Aus immer noch aktuellem Anlass: Anfrage zur Medienpolitik
Sehr geehrte/r ...,
- Wie wollen Sie als Abgeordneter / wie will Ihre Partei die Wiederholung eines Falls Eva Herman in Zukunft verhindern und das Vertrauen in die Unabhängigkeit und Objektivität der Medien, insbesondere des öffentlich-rechtlichen Rundfunks wieder herstellen?
- Für unsere Mitglieder und Freunde ist die Position der Abgeordneten und Parteien zur Qualität der Medien eines der wesentlichsten Kriterien im Vorfeld der Bundestagswahlen.
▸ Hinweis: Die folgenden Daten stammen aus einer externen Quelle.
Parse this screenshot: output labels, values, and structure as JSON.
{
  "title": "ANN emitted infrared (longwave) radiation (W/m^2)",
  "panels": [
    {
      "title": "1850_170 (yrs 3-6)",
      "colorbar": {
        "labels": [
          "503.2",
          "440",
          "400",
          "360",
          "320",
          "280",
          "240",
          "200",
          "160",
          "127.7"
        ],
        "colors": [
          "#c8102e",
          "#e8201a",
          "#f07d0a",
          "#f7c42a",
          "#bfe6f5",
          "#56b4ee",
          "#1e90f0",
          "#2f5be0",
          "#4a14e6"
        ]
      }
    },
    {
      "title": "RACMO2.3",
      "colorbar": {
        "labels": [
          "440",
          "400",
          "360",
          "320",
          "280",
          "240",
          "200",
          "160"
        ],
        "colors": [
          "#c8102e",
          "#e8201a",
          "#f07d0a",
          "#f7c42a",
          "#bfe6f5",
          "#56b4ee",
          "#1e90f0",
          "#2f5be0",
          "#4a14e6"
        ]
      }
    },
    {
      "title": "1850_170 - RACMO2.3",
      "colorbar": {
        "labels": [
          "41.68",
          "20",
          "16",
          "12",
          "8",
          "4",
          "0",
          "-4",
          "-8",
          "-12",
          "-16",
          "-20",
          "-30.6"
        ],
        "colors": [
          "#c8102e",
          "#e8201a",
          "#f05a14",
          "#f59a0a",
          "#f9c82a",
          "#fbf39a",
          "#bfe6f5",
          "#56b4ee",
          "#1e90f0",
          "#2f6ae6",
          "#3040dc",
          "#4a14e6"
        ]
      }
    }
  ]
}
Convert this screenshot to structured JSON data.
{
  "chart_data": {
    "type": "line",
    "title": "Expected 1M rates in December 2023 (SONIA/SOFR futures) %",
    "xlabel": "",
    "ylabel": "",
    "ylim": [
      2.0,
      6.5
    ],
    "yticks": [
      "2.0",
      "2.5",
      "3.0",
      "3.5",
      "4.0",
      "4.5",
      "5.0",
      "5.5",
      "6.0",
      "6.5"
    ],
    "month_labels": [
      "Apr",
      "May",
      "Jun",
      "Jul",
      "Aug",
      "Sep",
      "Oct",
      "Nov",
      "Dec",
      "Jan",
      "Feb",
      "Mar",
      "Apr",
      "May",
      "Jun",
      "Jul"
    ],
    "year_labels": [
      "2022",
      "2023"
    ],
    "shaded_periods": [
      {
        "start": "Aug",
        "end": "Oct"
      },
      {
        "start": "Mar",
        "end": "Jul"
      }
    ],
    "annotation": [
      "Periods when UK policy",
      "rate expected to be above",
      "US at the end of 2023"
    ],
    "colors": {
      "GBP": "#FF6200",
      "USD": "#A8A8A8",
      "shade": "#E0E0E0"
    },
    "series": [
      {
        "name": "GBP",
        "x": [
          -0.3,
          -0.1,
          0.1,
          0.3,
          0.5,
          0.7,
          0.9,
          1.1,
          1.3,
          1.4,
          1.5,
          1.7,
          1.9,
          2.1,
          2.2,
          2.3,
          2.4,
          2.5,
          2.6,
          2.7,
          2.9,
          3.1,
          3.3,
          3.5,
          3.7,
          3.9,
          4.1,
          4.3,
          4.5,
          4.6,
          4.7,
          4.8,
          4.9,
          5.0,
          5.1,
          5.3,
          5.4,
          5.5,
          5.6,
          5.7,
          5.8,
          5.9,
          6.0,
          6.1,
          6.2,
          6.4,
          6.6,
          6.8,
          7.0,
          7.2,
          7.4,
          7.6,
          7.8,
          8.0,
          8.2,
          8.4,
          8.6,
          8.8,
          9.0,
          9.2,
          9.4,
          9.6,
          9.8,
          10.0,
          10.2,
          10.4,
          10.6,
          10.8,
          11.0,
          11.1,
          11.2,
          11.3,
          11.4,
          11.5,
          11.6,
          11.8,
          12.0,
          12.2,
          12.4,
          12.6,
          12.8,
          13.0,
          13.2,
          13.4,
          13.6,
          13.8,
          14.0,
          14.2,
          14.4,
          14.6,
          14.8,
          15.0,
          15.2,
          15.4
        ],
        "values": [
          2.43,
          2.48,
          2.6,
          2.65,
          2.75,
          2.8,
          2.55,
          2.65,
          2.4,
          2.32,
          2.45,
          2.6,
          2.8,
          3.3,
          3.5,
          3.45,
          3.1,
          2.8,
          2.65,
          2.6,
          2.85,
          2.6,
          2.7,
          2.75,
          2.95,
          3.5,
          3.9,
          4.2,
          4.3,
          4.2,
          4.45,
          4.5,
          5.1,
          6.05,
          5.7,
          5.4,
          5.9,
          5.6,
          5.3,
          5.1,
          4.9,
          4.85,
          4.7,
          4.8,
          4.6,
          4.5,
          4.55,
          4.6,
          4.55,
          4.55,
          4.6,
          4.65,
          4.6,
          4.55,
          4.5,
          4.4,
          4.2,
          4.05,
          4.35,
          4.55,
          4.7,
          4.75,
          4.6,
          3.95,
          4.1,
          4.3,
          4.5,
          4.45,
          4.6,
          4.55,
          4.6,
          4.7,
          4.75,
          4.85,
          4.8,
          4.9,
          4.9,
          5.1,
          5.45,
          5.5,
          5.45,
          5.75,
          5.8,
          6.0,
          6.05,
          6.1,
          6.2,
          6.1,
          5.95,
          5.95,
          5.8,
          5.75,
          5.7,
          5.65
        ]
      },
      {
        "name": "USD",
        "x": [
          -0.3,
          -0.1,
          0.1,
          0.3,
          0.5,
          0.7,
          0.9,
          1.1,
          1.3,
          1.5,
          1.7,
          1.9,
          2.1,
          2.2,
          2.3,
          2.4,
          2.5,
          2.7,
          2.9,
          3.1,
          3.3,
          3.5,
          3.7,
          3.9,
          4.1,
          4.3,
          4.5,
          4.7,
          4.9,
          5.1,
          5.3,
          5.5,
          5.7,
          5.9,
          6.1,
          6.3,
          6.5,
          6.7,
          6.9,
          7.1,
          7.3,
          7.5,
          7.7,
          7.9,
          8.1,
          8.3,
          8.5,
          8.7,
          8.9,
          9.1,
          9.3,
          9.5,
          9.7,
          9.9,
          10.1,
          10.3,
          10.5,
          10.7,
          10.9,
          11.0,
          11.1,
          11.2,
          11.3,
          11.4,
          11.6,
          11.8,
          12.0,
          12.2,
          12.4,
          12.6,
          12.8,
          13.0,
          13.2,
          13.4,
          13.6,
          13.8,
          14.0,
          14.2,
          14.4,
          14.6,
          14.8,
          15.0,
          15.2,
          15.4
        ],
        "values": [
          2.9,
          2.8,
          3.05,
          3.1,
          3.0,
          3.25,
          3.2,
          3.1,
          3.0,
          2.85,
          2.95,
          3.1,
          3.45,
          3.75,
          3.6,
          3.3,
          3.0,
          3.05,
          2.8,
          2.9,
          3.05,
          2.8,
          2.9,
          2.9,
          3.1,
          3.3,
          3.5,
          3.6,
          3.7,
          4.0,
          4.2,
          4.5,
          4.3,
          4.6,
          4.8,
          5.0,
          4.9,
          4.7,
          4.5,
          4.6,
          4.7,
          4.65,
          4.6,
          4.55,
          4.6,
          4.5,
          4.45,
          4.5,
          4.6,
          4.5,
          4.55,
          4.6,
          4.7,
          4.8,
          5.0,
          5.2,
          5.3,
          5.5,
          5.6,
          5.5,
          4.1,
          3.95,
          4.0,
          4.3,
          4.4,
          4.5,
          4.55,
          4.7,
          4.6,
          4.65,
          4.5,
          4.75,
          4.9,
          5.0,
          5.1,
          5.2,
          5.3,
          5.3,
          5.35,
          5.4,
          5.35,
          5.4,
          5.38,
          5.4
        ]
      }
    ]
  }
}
- Ohne Meinungsfreiheit verabschiedet sich Deutschland von der Demokratie! Wenn schon politische Entscheidungen immer ferner vom Bürger getroffen werden und die Menschen in unserem Lande kaum noch direkten Einfluss auf die wirtschaftlichen und sozialen Verhältnisse nehmen können, dann sollten sie sich mindestens noch frei informieren und darüber offen und kontrovers sprechen dürfen.
Sie erinnern sich bestimmt noch: Mehr als 2,5 Millionen Zuschauer wurden damals Augenzeugen des ehrabschneidenden Rauswurfs von Eva Herman aus der ZDF-Talkshow "Johannes B. Kerner". Um die Rekordquote zu sichern, waren Presse und Agenturen bereits rechtzeitig vor Ausstrahlung der aufgezeichneten Sendung informiert worden.
Genau einen Monat vorher hatte der NDR seiner beliebten Moderatorin die fristlose Kündigung ausgesprochen. Offizielle Begründung des Senders: "Frau Hermans schriftstellerische Tätigkeit ist aus unserer Sicht nicht länger vereinbar mit ihrer Rolle als Fernsehmoderatorin... ". In Wahrheit wurde offenkundig dem Druck interessierter Kreise nachgegeben, denen Eva Hermans Eintreten für eine stärker an den Interessen der Familien orientierte Politik und für vermeintlich "konservative" Werte schon lange ein Dorn im Auge war.
Als willkommener aktueller Anlass diente dabei ein Artikel im Hamburger Abendblatt, der Aussagen von Frau Herman anlässlich einer Buchvorstellung in verkürzter und grob sinnverzerrender Weise wiedergab und sie in die Nähe der Nazis rückte. Dies lässt sich anhand von Wort- und Video-Protokollen aber leicht widerlegen. Gleichwohl wurden die verfälschten Zitate in der Folge noch in vielen Medien wiederholt.
Sollten Ihnen die Einzelheiten des Falles vielleicht nicht mehr vollständig präsent sein, so möchten wir Ihnen ausdrücklich unsere ausführliche Internet-Dokumentation der Ereignisse ans Herz legen, die Sie hier finden:
Aufgeschreckt durch das öffentlich geschehene Unrecht, protestierten damals Zehntausende empörter Zuschauer wochenlang in Leserbriefen und Internet-Foren, auch bei Politikern. Doch der Protest mündiger Bürger aus der Mitte unserer Gesellschaft wurde zunächst totgeschwiegen, dann als "brauner Sumpf" diffamiert.
Die Forderung nach öffentlicher Entschuldigung durch die Verantwortlichen und Rehabilitierung des Opfers verhallte bis heute ungehört. Politik und Medien setzten einträchtig – und bisher leider erfolgreich – auf ein Aussitzen des Skandals.
Der Fall Eva Herman ist jedoch keineswegs vergessen!
- Die Schmerzgrenze der Bürger wurde zu deutlich überschritten. Es wurde für jedermann erkennbar gegen verfassungsmäßig garantierte Rechte – wie Menschenwürde und Meinungsfreiheit – sowie gegen geltende Gesetze verstoßen.
- Das Vertrauen in die Glaubwürdigkeit unserer Medien und unserer Politiker ist nachhaltig erschüttert. Ohne vertrauenswürdige Medien und klare Stellungnahmen aus der Politik gibt es aber auch kein Vertrauen in unseren demokratischen Rechtsstaat!
Unser Verein "Medien – Quo Vadis? Bürger gegen Medienmanipulation e.V." hat sich in der Folge der genannten Ereignisse gegründet. Wir haben uns der Verteidigung von Presse- und Meinungsfreiheit in unserem Land verschrieben und machen auf eklatante Fehlleistungen wie im Fall Herman und auf generell bedenkliche Entwicklungen in der Medienwelt öffentlich aufmerksam.
Unsere Mitglieder und Freunde sehen daher Ihrer Nachricht mit großem Interesse entgegen!